Дерябин улыбнулся, он вспомнил случай с булатом и не без гордости взглянул на открытое серьезное лицо будущего молодого инженера. Да, уходя на покой, он мог смело сказать себе, что его система воспитания, основанная на широком развитии способностей каждого учащегося, себя оправдала…

Учился Павел хорошо, но неровно. Оценка знаний учеников производилась по стобальной системе. Воспитанники делились на «очень хороших» (100—90 баллов), «хороших» (90–70 баллов), «изрядных» (70–40 баллов), «средственных» (40–20 баллов) и «слабых» (ниже 20 баллов).

В классных журналах против фамилии Аносова часто можно было увидеть вместо одной отметки сложную формулу, вроде 78:12 или 98:5. Эти двойные отметки, с одной стороны, свидетельствовали о блестящих способностях Аносова, а с другой — о том, что, увлеченный другими, более интересовавшими его предметами, он не выполнял заданий и получал самые низкие отметки; иногда его даже усаживали за штрафной стол.

Но эти промахи быстро исправлялись, и Павел опять шел в первой пятерке лучших учеников. В нее обычно входили: Петр Дюков, Петр Девио, Илья Чайковский и Алексей Батраков.

Павел учился легко. У него хватало времени на все: и на посещения кабинетов, и на чтение книг, и на игры и шалости.

В часы отдыха Павел часто рисовал. Его способности к рисованию были отмечены преподавателем рисования Редером, и по его представлению Павел был награжден эстампом «за доброе поведение, отличное прилежание и успехи в рисовальном искусстве». Позднее Редер решил отобрать из каждого класса по два лучших ученика, «особенно способных к рисовальному искусству». В этом списке на первом месте — Аносов.

Когда в корпусе стали ставить любительские спектакли, Павел Аносов начал выступать на сиене. Пьесы шли на иностранных языках. «Представление пиес, — говорилось в положении о корпусе, — производится на иностранных языках, имея целью приучить воспитанников к правильному выговору и беглости в изъяснении на сих языках».

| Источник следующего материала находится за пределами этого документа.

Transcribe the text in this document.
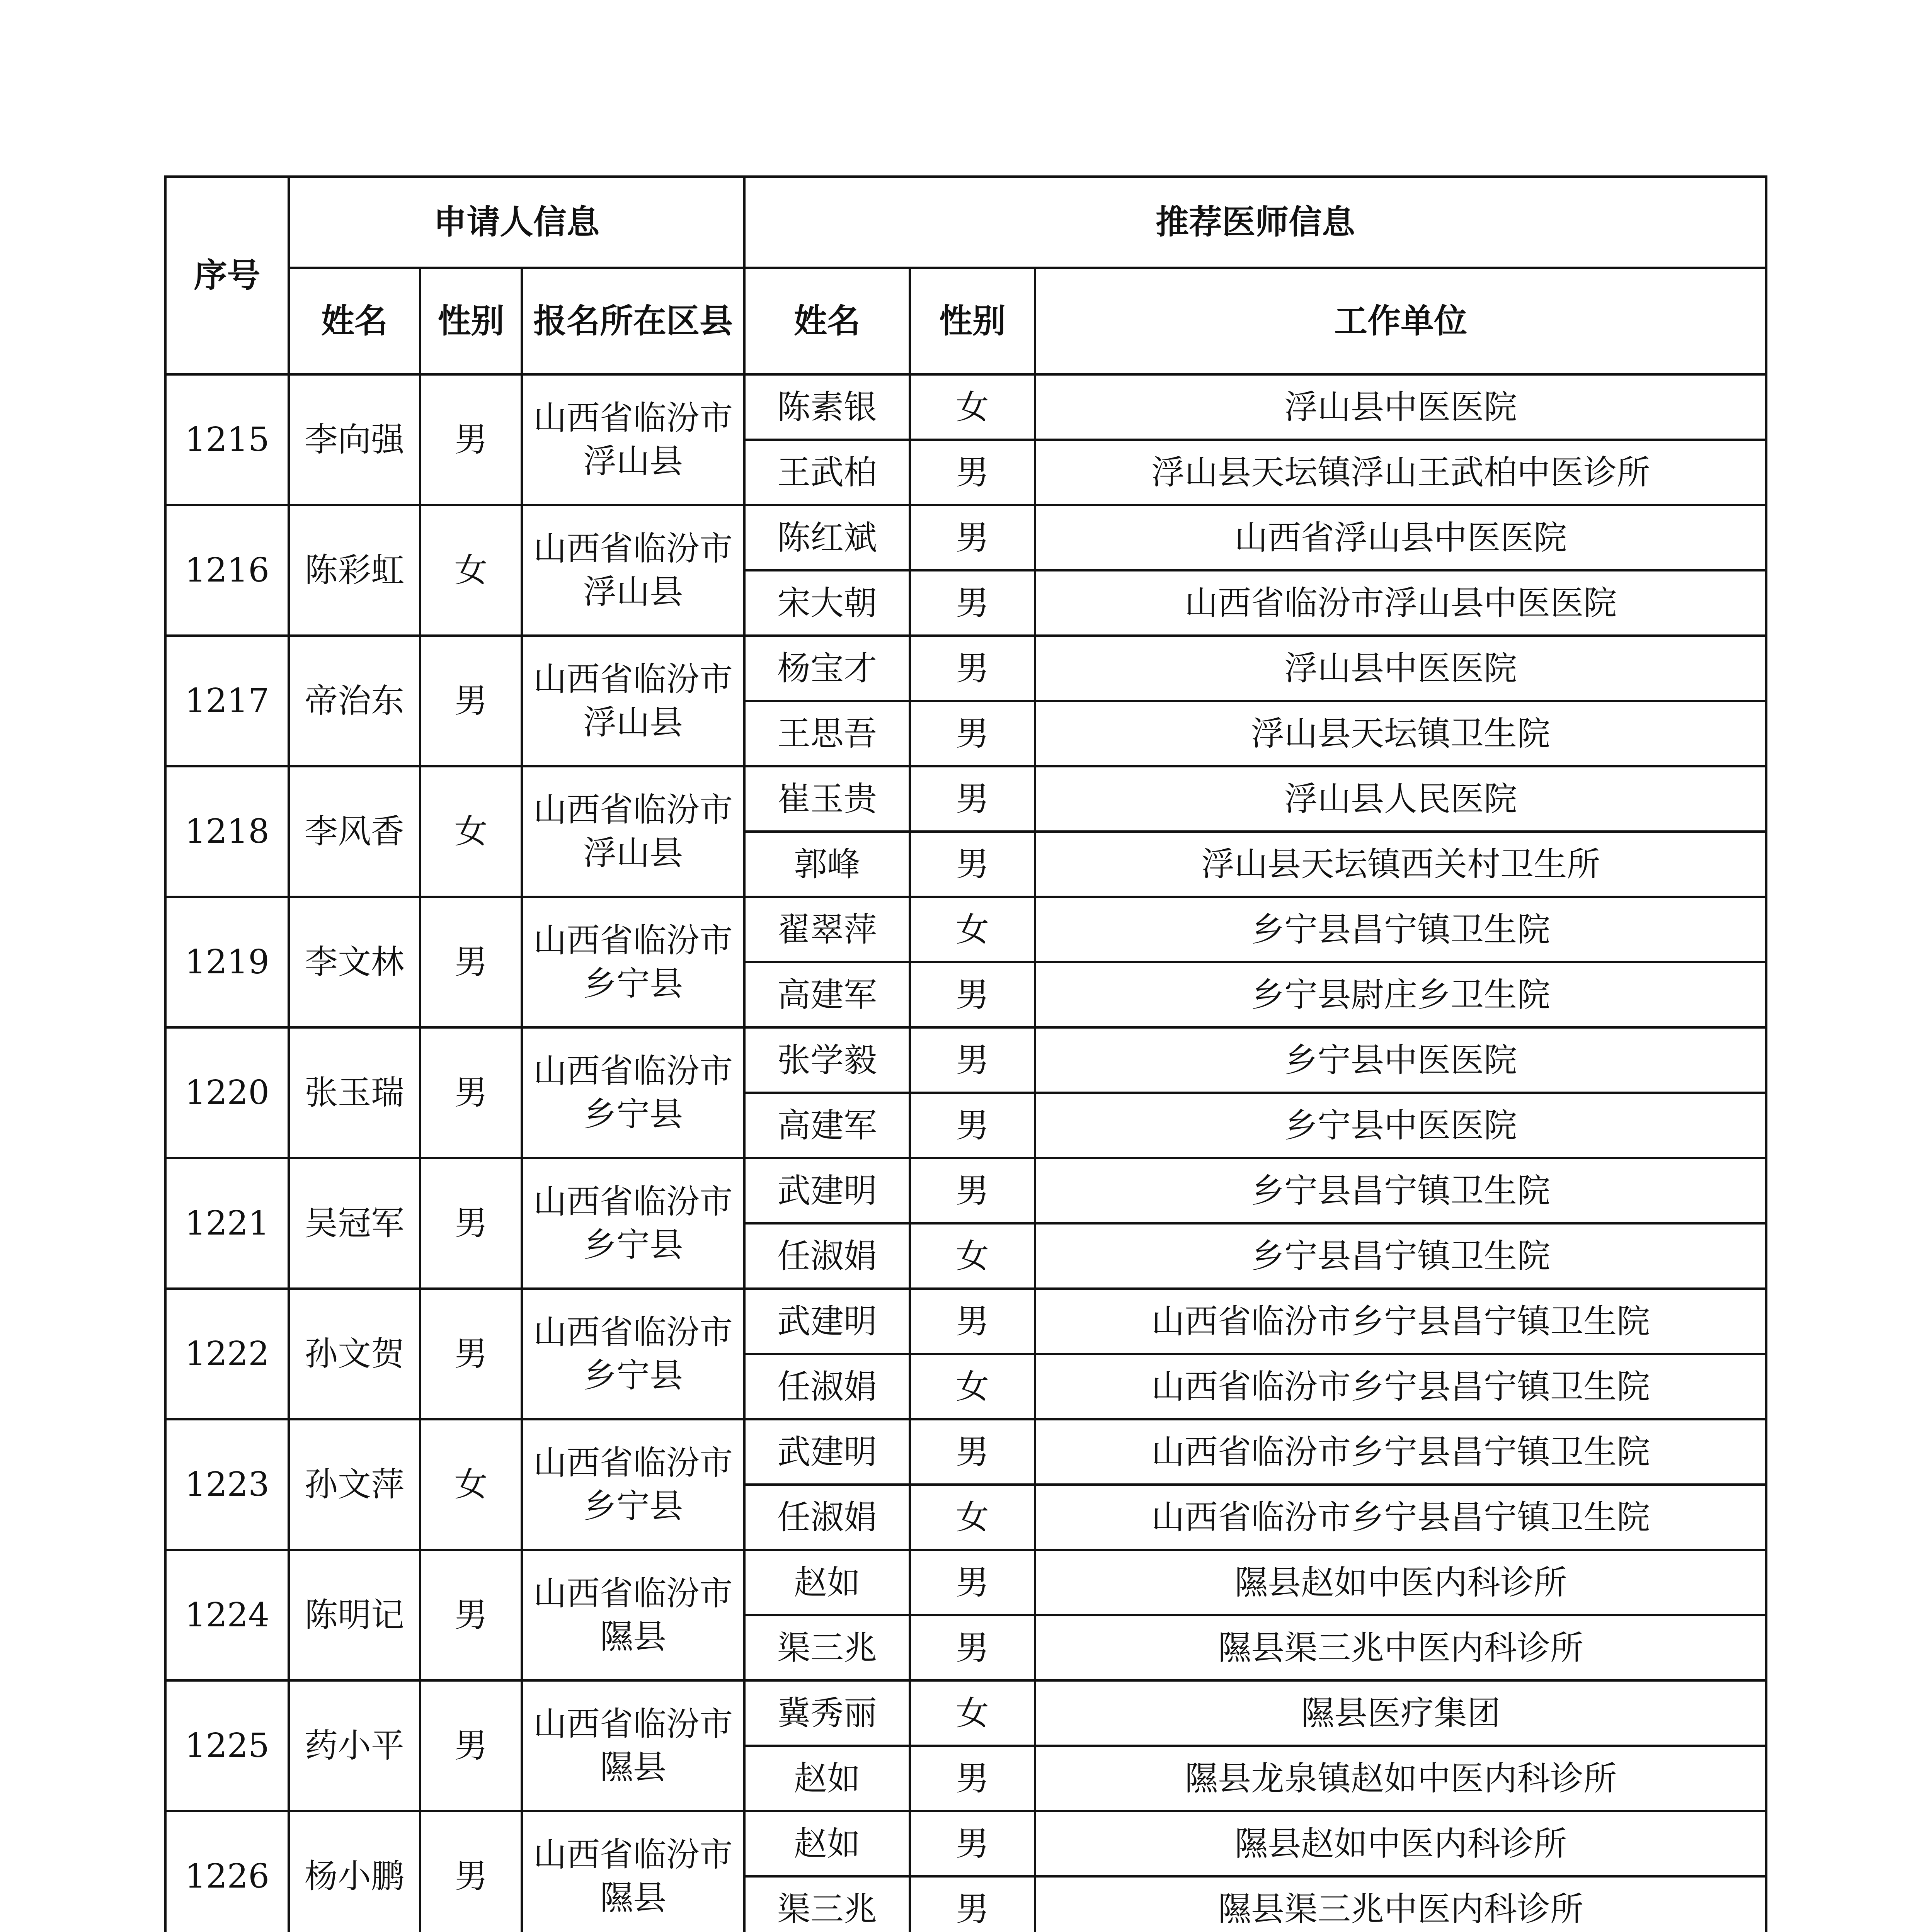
序号	申请人信息			推荐医师信息		
	姓名	性别	报名所在区县	姓名	性别	工作单位
1215	李向强	男	山西省临汾市浮山县	陈素银	女	浮山县中医医院
				王武柏	男	浮山县天坛镇浮山王武柏中医诊所
1216	陈彩虹	女	山西省临汾市浮山县	陈红斌	男	山西省浮山县中医医院
				宋大朝	男	山西省临汾市浮山县中医医院
1217	帝治东	男	山西省临汾市浮山县	杨宝才	男	浮山县中医医院
				王思吾	男	浮山县天坛镇卫生院
1218	李风香	女	山西省临汾市浮山县	崔玉贵	男	浮山县人民医院
				郭峰	男	浮山县天坛镇西关村卫生所
1219	李文林	男	山西省临汾市乡宁县	翟翠萍	女	乡宁县昌宁镇卫生院
				高建军	男	乡宁县尉庄乡卫生院
1220	张玉瑞	男	山西省临汾市乡宁县	张学毅	男	乡宁县中医医院
				高建军	男	乡宁县中医医院
1221	吴冠军	男	山西省临汾市乡宁县	武建明	男	乡宁县昌宁镇卫生院
				任淑娟	女	乡宁县昌宁镇卫生院
1222	孙文贺	男	山西省临汾市乡宁县	武建明	男	山西省临汾市乡宁县昌宁镇卫生院
				任淑娟	女	山西省临汾市乡宁县昌宁镇卫生院
1223	孙文萍	女	山西省临汾市乡宁县	武建明	男	山西省临汾市乡宁县昌宁镇卫生院
				任淑娟	女	山西省临汾市乡宁县昌宁镇卫生院
1224	陈明记	男	山西省临汾市隰县	赵如	男	隰县赵如中医内科诊所
				渠三兆	男	隰县渠三兆中医内科诊所
1225	药小平	男	山西省临汾市隰县	冀秀丽	女	隰县医疗集团
				赵如	男	隰县龙泉镇赵如中医内科诊所
1226	杨小鹏	男	山西省临汾市隰县	赵如	男	隰县赵如中医内科诊所
				渠三兆	男	隰县渠三兆中医内科诊所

Невысокого роста, Павел казался моложе своих лет, и его даже иной раз принимали за воспитанника младших классов. Но он ни в чем не хотел уступать и не уступал своим сверстникам — ни в учебе, ни в физических упражнениях. Ловкий, быстрый, юркий, он был среди своих сверстников почти непревзойденным фехтовальщиком.

В Петербурге у Аносова не было ни родных, ни знакомых, и в первое время он и по воскресеньям и по праздничным дням оставался в корпусе. Позже он сошелся со своим одноклассником Дмитрием Тверским. Оказалось, что отец Тверского знал деда Аносова механика Сабакина и был о нем весьма высокого мнения. Тверские стали приглашать Павла к себе на праздничные дни. С каким удовольствием и гордостью надевал Павел свой праздничный мундир, выходил на набережную, прогуливался по Невскому!

Форма у кадетов была красивая. Они носили синий мундир с черным бархатным воротником и такими же обшлагами, с черными суконными фалдами и красной выпушкой, черные лакированные портупеи через плечо, кивера. Форма придавала кадетам бравый вид. Двенадцати-тринадцатилетние мальчики казались совсем взрослыми.

Но случалось, что Павел и сам, добровольно, отказывался от отпуска, от прогулки по Невскому. Лишение отпуска на воскресные и праздничные дни было одним из серьезных наказании, и бывало Павел, чтобы выручить своих товарищей, принимал на себя их вину, хотя и рисковал попасть за это в карцер. Павел был хорошим товарищем, другом.